Luckily, there is one service that can help your IT staff more than almost any other called network monitoring. The concept of network monitoring is simple enough. Essentially it can serve as the eyes and years of your sysadmins. Continue reading for a list of four reasons your Southwest Florida business needs network marketing.
The first and most obviously useful application of network monitoring is the ability to detect issues the moment they occur. Network monitoring can eliminate the problem of undetected errors because the monitoring software can be configured to send an admin an alert the moment an error occurs. This gives your team the best possible chance of locating, troubleshooting, and solving the issue immediately, and hopefully long before a customer or client has a chance to encounter it.
Predicts Future Issues
Another great use of network monitoring is the ability to see patterns in the data and predict future problematic behavior. If, for instance, if a particular program is for some reason taking more resources every time it runs, this could be a sign of a leaky piece of code, excessive logging, or a large cache that isn’t clearing itself. Network monitoring can identify this kind of behavior allowing your technicians to investigate and solve before the growing program can crash a server by demanding too many resources at some point in the future.
Almost every existing industry has a set of data privacy regulations to worry about. Healthcare professionals need to worry about HIPAA, European and international businesses need to worry about the GDPR, and merchants of any stripe who process credit or debit cards (ie: everyone) should be concerned with achieving and maintaining the PCI-compliance standards. While network monitoring does not actively close any security holes, it can be configured to tell you exactly when, where, and how any data on your network is accessed, referenced, or transmitted. If your goal is to keep client and company data safe from intrusion and prying eyes, network monitoring can even give you a heads-up any time someone tries to access the portion of your network where sensitive data is encrypted and stored.

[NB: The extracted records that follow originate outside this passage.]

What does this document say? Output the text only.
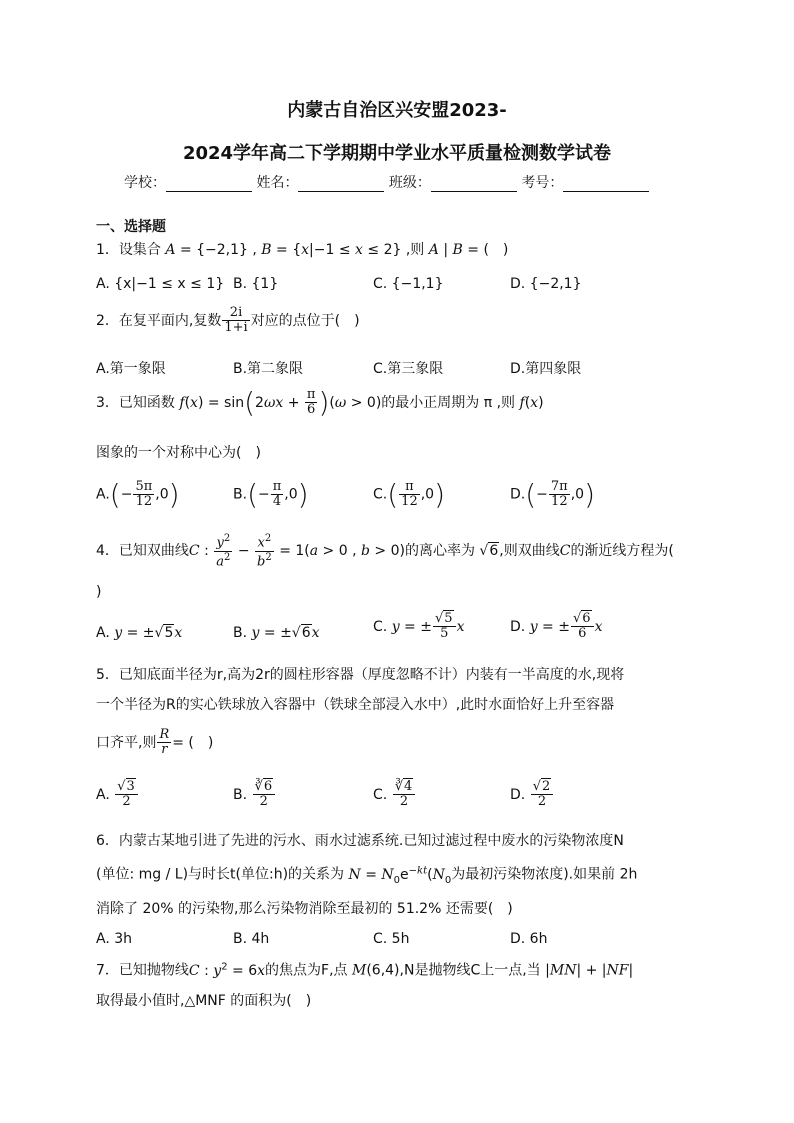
内蒙古自治区兴安盟2023-
2024学年高二下学期期中学业水平质量检测数学试卷
学校：	姓名：	班级：	考号：
一、选择题
1．设集合 A = {−2,1} , B = {x|−1 ≤ x ≤ 2} ,则 A | B = (　)
A. {x|−1 ≤ x ≤ 1} B. {1}	C. {−1,1}	D. {−2,1}
2．在复平面内,复数 $\frac{2i}{1+i}$ 对应的点位于(　)
A.第一象限	B.第二象限	C.第三象限	D.第四象限
3．已知函数 $f(x) = \sin(2\omega x + \frac{\pi}{6} )(\omega > 0)$的最小正周期为 π ,则 f(x)
图象的一个对称中心为(　)
$A.(- \frac{5\pi}{12} ,0)$	$B.(- \frac{\pi}{4} ,0)$	$C.( \frac{\pi}{12} ,0)$	$D.(- \frac{7\pi}{12} ,0)$
4．已知双曲线C : $\frac{y^2}{a^2} - \frac{x^2}{b^2} = 1(a > 0$ , b > 0)的离心率为 √6,则双曲线C的渐近线方程为(
)
A. y = ±√5x	B. y = ±√6x	C. y = ± $\frac{√5}{5}$ x	D. y = ± $\frac{√6}{6}$ x
5．已知底面半径为r,高为2r的圆柱形容器（厚度忽略不计）内装有一半高度的水,现将
一个半径为R的实心铁球放入容器中（铁球全部浸入水中）,此时水面恰好上升至容器
口齐平,则 $\frac{R}{r}$ = (　)
A. $\frac{√3}{2}$	B. $\frac{∛6}{2}$	C. $\frac{∛4}{2}$	D. $\frac{√2}{2}$
6．内蒙古某地引进了先进的污水、雨水过滤系统.已知过滤过程中废水的污染物浓度N
(单位: mg / L)与时长t(单位:h)的关系为 $N = N_0e^{-kt}(N_0$为最初污染物浓度).如果前 2h
消除了 20% 的污染物,那么污染物消除至最初的 51.2% 还需要(　)
A. 3h	B. 4h	C. 5h	D. 6h
7．已知抛物线C : $y^2 = 6x$的焦点为F,点 M(6,4),N是抛物线C上一点,当 |MN| + |NF|
取得最小值时,△MNF 的面积为(　)
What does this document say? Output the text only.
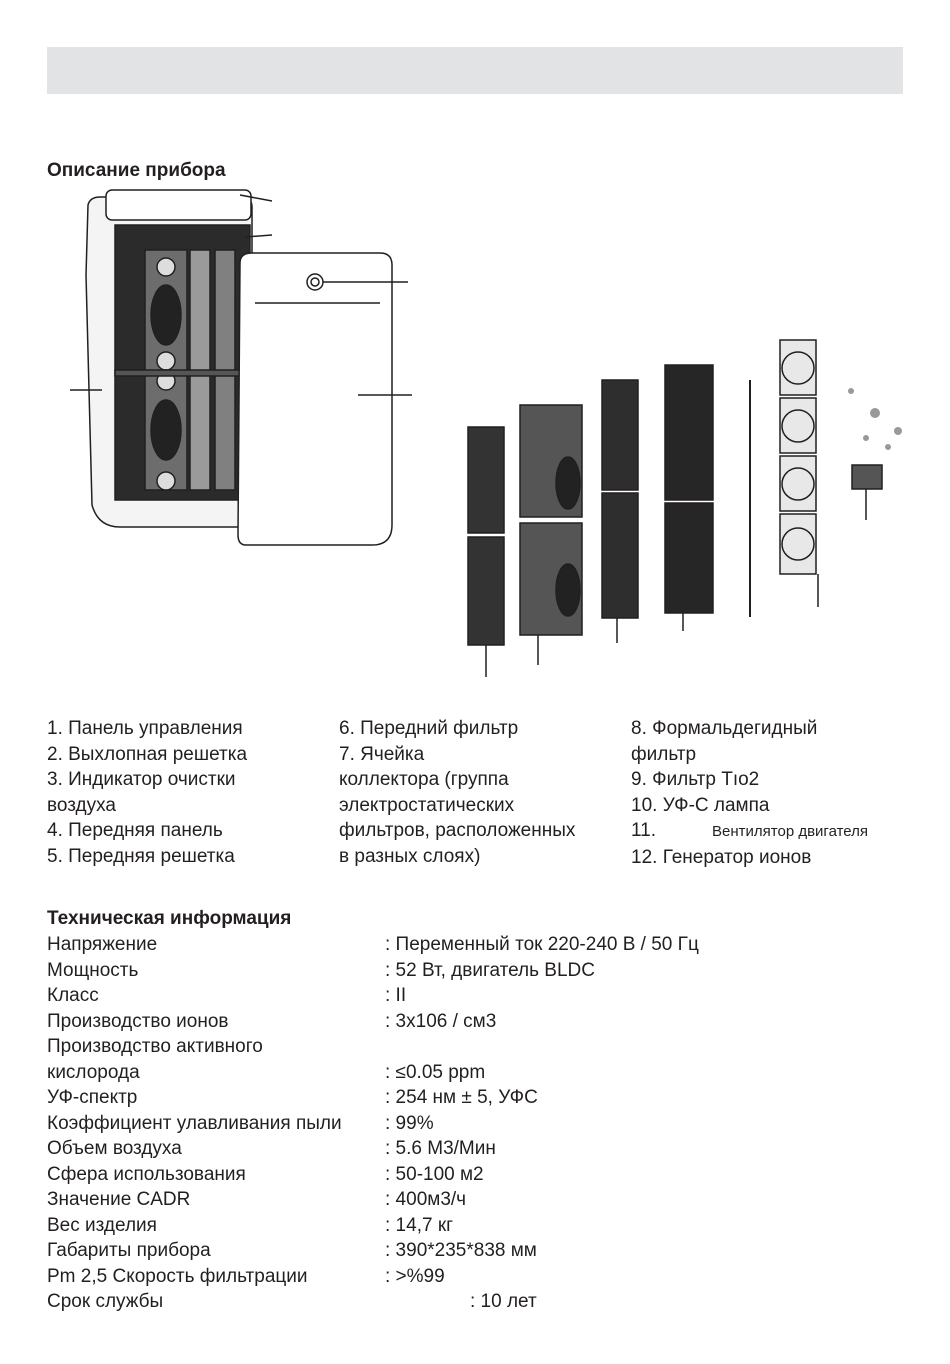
Описание прибора
1. Панель управления
2. Выхлопная решетка
3. Индикатор очистки
воздуха
4. Передняя панель
5. Передняя решетка
6. Передний фильтр
7. Ячейка
коллектора (группа
электростатических
фильтров, расположенных
в разных слоях)
8. Формальдегидный
фильтр
9. Фильтр Tıo2
10. УФ-С лампа
11.	Вентилятор двигателя
12. Генератор ионов
Техническая информация
Напряжение	: Переменный ток 220-240 В / 50 Гц
Мощность	: 52 Вт, двигатель BLDC
Класс	: II
Производство ионов	: 3x106 / см3
Производство активного
кислорода	: ≤0.05 ppm
УФ-спектр	: 254 нм ± 5, УФС
Коэффициент улавливания пыли : 99%
Объем воздуха	: 5.6 М3/Мин
Сфера использования	: 50-100 м2
Значение CADR	: 400м3/ч
Вес изделия	: 14,7 кг
Габариты прибора	: 390*235*838 мм
Pm 2,5 Скорость фильтрации	: >%99
Срок службы	: 10 лет
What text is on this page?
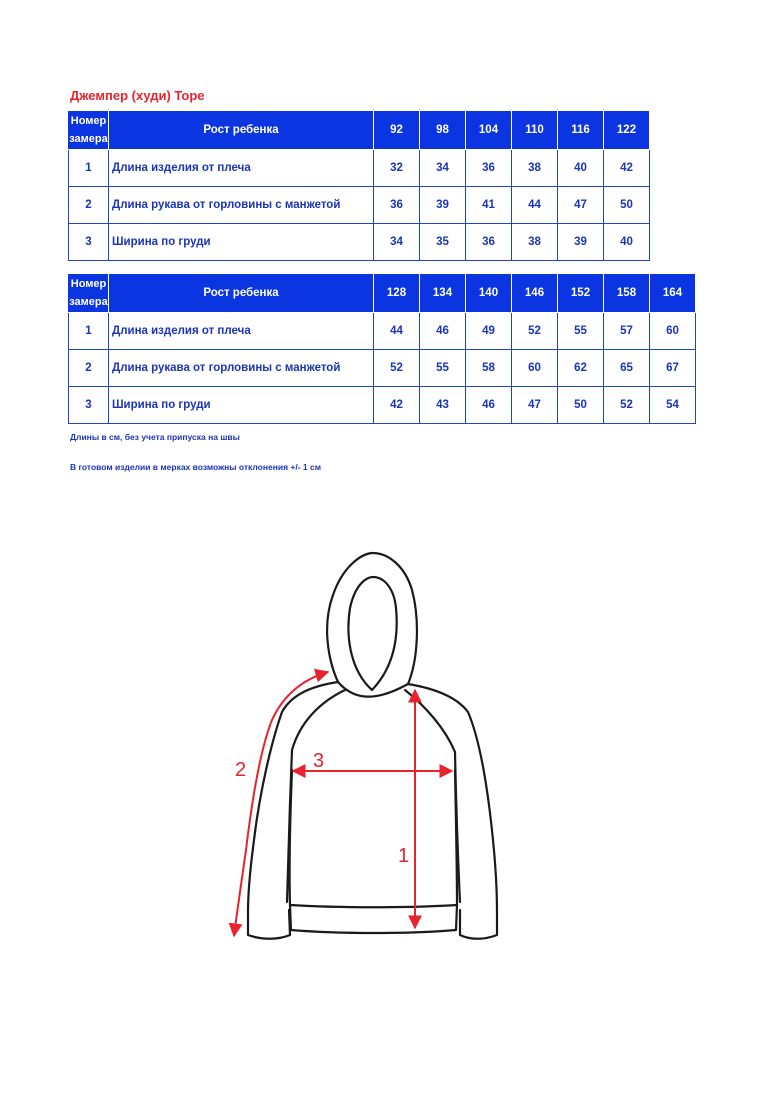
Джемпер (худи) Tope
Номер замера	Рост ребенка	92	98	104	110	116	122
1	Длина изделия от плеча	32	34	36	38	40	42
2	Длина рукава от горловины с манжетой	36	39	41	44	47	50
3	Ширина по груди	34	35	36	38	39	40
Номер замера	Рост ребенка	128	134	140	146	152	158	164
1	Длина изделия от плеча	44	46	49	52	55	57	60
2	Длина рукава от горловины с манжетой	52	55	58	60	62	65	67
3	Ширина по груди	42	43	46	47	50	52	54
Длины в см, без учета припуска на швы
В готовом изделии в мерках возможны отклонения +/- 1 см
1
2	3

Finally, network monitoring can help you plan for an expansion. Whether you’re adding a few new servers or an entirely new office location, network monitoring can tell you where the network infrastructure stands now and how to expand to get the best possible performance from the newer, bigger network. It can reveal where you need more resources, give you a baseline on how to double what you already have, and even show a few vulnerabilities that could be closed and improved during the expansion process.